Compression adjusters control how soft or hard your suspension is when it compresses.
Rebound adjusters control how fast or slow the suspension returns.
A shock has both Low-Speed and High-Speed compression adjusters. The Low-Speed adjuster controls the damping at low shock speed velocities like rolling bumps, whoops and jump faces. The High-Speed adjuster controls damping when the shock is moving at high speeds like g-outs and square edge bumps and effects the ride height of the bike.
Before you begin to make changes to your clickers do this first:
- check where your clickers are set.
- adjust tire pressure for your type of riding and terrain.
- make sure you have the correct spring rate on your bike and set your sag.
- install the front wheel correctly and torque your triple clamps to spec.
- bleed the air out of the forks every time you ride.
- maintain your suspension and your bike.
Start off by riding your bike with your clickers set in the stock position. This will give you a good base setting of how your bike handles. Ride a few laps at a time when you try new settings so you won’t learn to over compensate when your bike is not working correctly. Ride the same lines every lap so you get a feel for the changes you make and do not ride around the bumps you are trying to test on. Make changes to your clickers 1-2 positions at a time and one adjuster at a time. Changing compression and rebound on the fork and shock can confuse you as to what setting is actually improving the bike.

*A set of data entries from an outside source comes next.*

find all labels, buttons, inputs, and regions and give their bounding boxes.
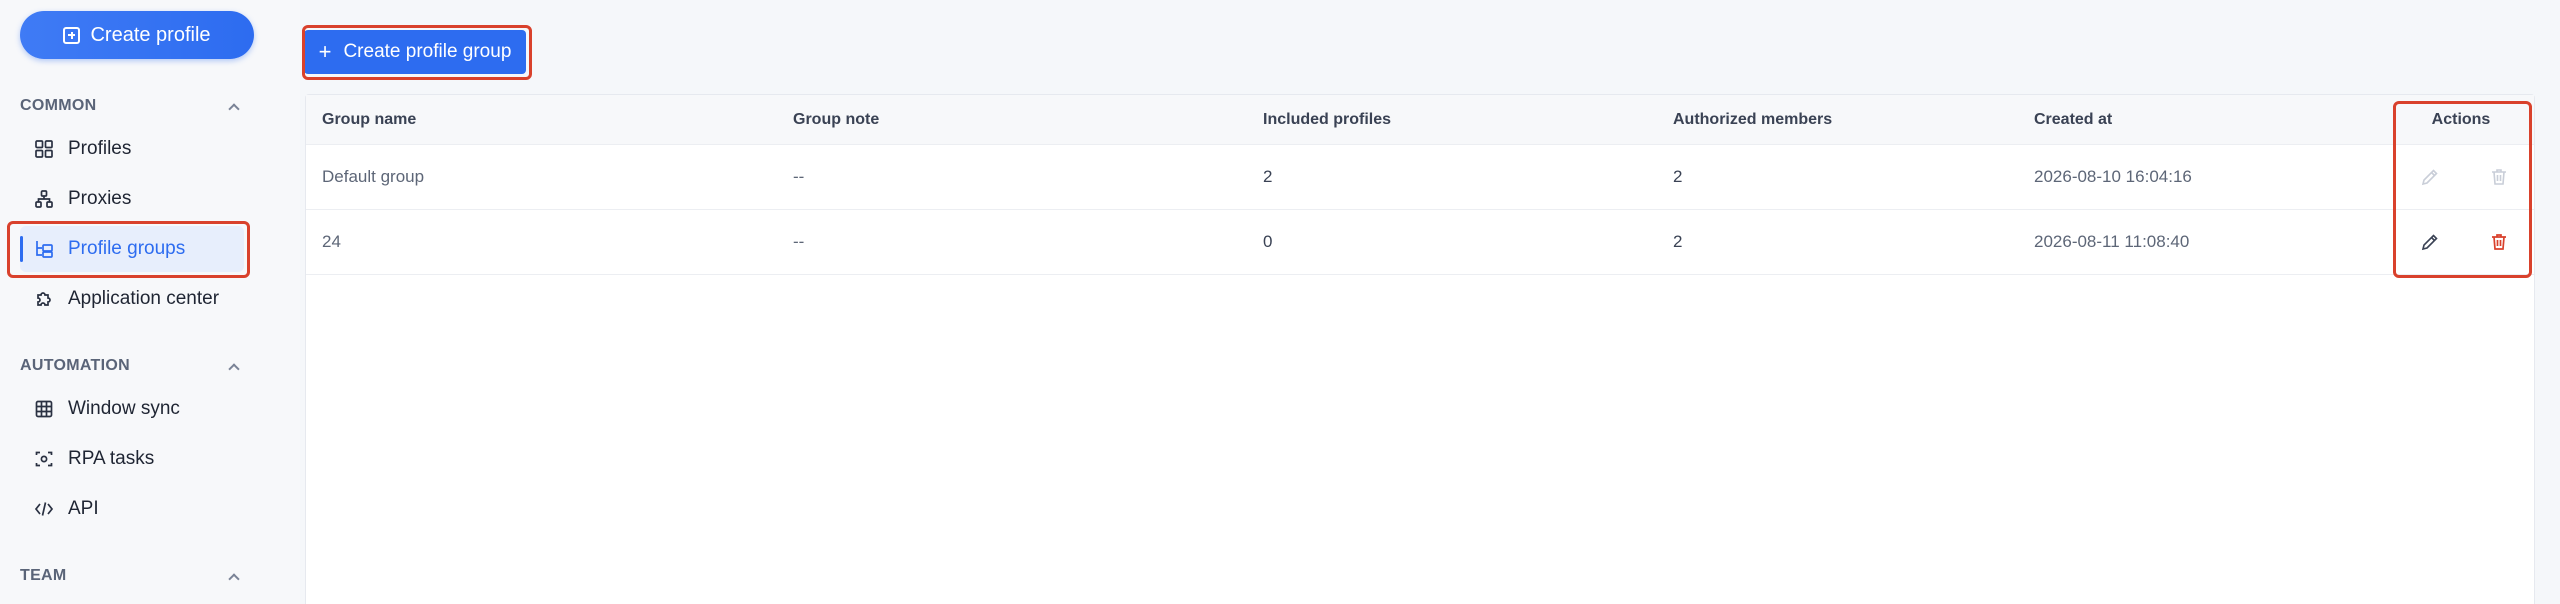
edit-pencil-icon <box>2419 166 2441 188</box>
code-icon <box>34 499 54 519</box>
chevron-up-icon <box>228 101 238 111</box>
grid-icon <box>34 139 54 159</box>
sidebar-item-proxies[interactable]: Proxies <box>20 176 244 222</box>
cell-group-note: -- <box>793 167 805 186</box>
sidebar-item-label: Proxies <box>68 188 132 209</box>
sidebar-item-api[interactable]: API <box>20 486 244 532</box>
network-icon <box>34 189 54 209</box>
create-profile-button[interactable]: Create profile <box>20 11 254 59</box>
sidebar-item-label: API <box>68 498 99 519</box>
cell-group-name: 24 <box>322 232 341 251</box>
section-automation-header[interactable]: AUTOMATION <box>20 354 240 378</box>
header-actions: Actions <box>2431 110 2491 128</box>
sidebar-item-label: Window sync <box>68 398 180 419</box>
section-team-header[interactable]: TEAM <box>20 564 240 588</box>
table-header: Group name Group note Included profiles … <box>306 95 2534 145</box>
sidebar-item-profiles[interactable]: Profiles <box>20 126 244 172</box>
sidebar: Create profile COMMON Profiles Proxies P… <box>0 0 300 604</box>
cell-group-note: -- <box>793 232 805 251</box>
sidebar-item-label: Profile groups <box>68 238 186 259</box>
section-common-label: COMMON <box>20 97 97 114</box>
delete-trash-icon <box>2488 166 2510 188</box>
section-common-header[interactable]: COMMON <box>20 94 240 118</box>
sidebar-item-profile-groups[interactable]: Profile groups <box>20 226 244 272</box>
create-profile-group-label: Create profile group <box>343 41 512 62</box>
chevron-up-icon <box>228 361 238 371</box>
sidebar-item-label: Profiles <box>68 138 132 159</box>
section-team-label: TEAM <box>20 567 67 584</box>
edit-pencil-icon[interactable] <box>2419 231 2441 253</box>
table-row: Default group -- 2 2 2026-08-10 16:04:16 <box>306 145 2534 210</box>
scan-icon <box>34 449 54 469</box>
create-profile-label: Create profile <box>90 23 211 46</box>
plus-icon: + <box>318 39 332 64</box>
sidebar-item-label: RPA tasks <box>68 448 155 469</box>
header-group-name: Group name <box>322 110 417 128</box>
main-content: + Create profile group Group name Group … <box>300 0 2560 604</box>
cell-created-at: 2026-08-11 11:08:40 <box>2034 232 2190 251</box>
sidebar-item-window-sync[interactable]: Window sync <box>20 386 244 432</box>
plus-square-icon <box>63 26 81 44</box>
cell-group-name: Default group <box>322 167 425 186</box>
create-profile-group-button[interactable]: + Create profile group <box>304 30 526 74</box>
header-group-note: Group note <box>793 110 880 128</box>
cell-included-profiles: 0 <box>1263 232 1273 251</box>
cell-authorized-members: 2 <box>1673 232 1683 251</box>
delete-trash-icon[interactable] <box>2488 231 2510 253</box>
folder-tree-icon <box>34 239 54 259</box>
table-grid-icon <box>34 399 54 419</box>
table-row: 24 -- 0 2 2026-08-11 11:08:40 <box>306 210 2534 275</box>
cell-authorized-members: 2 <box>1673 167 1683 186</box>
chevron-up-icon <box>228 571 238 581</box>
sidebar-item-application-center[interactable]: Application center <box>20 276 244 322</box>
header-created-at: Created at <box>2034 110 2113 128</box>
cell-included-profiles: 2 <box>1263 167 1273 186</box>
sidebar-item-label: Application center <box>68 288 220 309</box>
section-automation-label: AUTOMATION <box>20 357 130 374</box>
profile-groups-table: Group name Group note Included profiles … <box>305 94 2535 604</box>
cell-created-at: 2026-08-10 16:04:16 <box>2034 167 2192 186</box>
sidebar-item-rpa-tasks[interactable]: RPA tasks <box>20 436 244 482</box>
header-included-profiles: Included profiles <box>1263 110 1392 128</box>
header-authorized-members: Authorized members <box>1673 110 1833 128</box>
puzzle-icon <box>34 289 54 309</box>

Soft terrain usually requires more compression damping. The bumps are bigger and spaced further apart so they require more rebound damping to minimize kick. If there is a hard base underneath, the bumps will usually be closer together and square edges will develop and a softer setting can be used.
If you are running in deep sand your compression and rebound settings should be stiff. Run your front end high and the rear end lower if possible for stability.
On hard terrain it is better to adjust the rebound and compression to a softer setting while still maintaining control and bottoming resistance.
This setup is similar to off-road riding in the woods where compression and rebound should be as soft as possible to absorb rocks and roots. Soft compression and rebound settings allow the bike to follow the terrain better in these conditions when it is so uneven.
Some common problem areas where adjusting your clickers can help include bottoming out, in which case you would adjust your compression clickers to a stiffer setting. Adjusting your rebound damper to a stiffer setting will help if your bike feels unstable and pushes out in turns.
While it is common to stiffen the shock rebound when your bike kicks straight up over bumps, many times it is caused by compression that is too stiff. The key here is try one change at a time to determine what is the cause. The same is true when your shock kicks to the side and the cause can be too stiff rebound or too stiff compression. If your bike is bouncing on big bumps stiffen your rebound and soften it if is bouncing on small bumps.
Poor traction on acceleration bumps can usually be improved by softening the low-speed compression on the shock or softening the rebound so it follows the ground better. Keep in mind that faster riders generally prefer stiffer settings to maintain control at speed while slower riders prefer softer settings for comfort.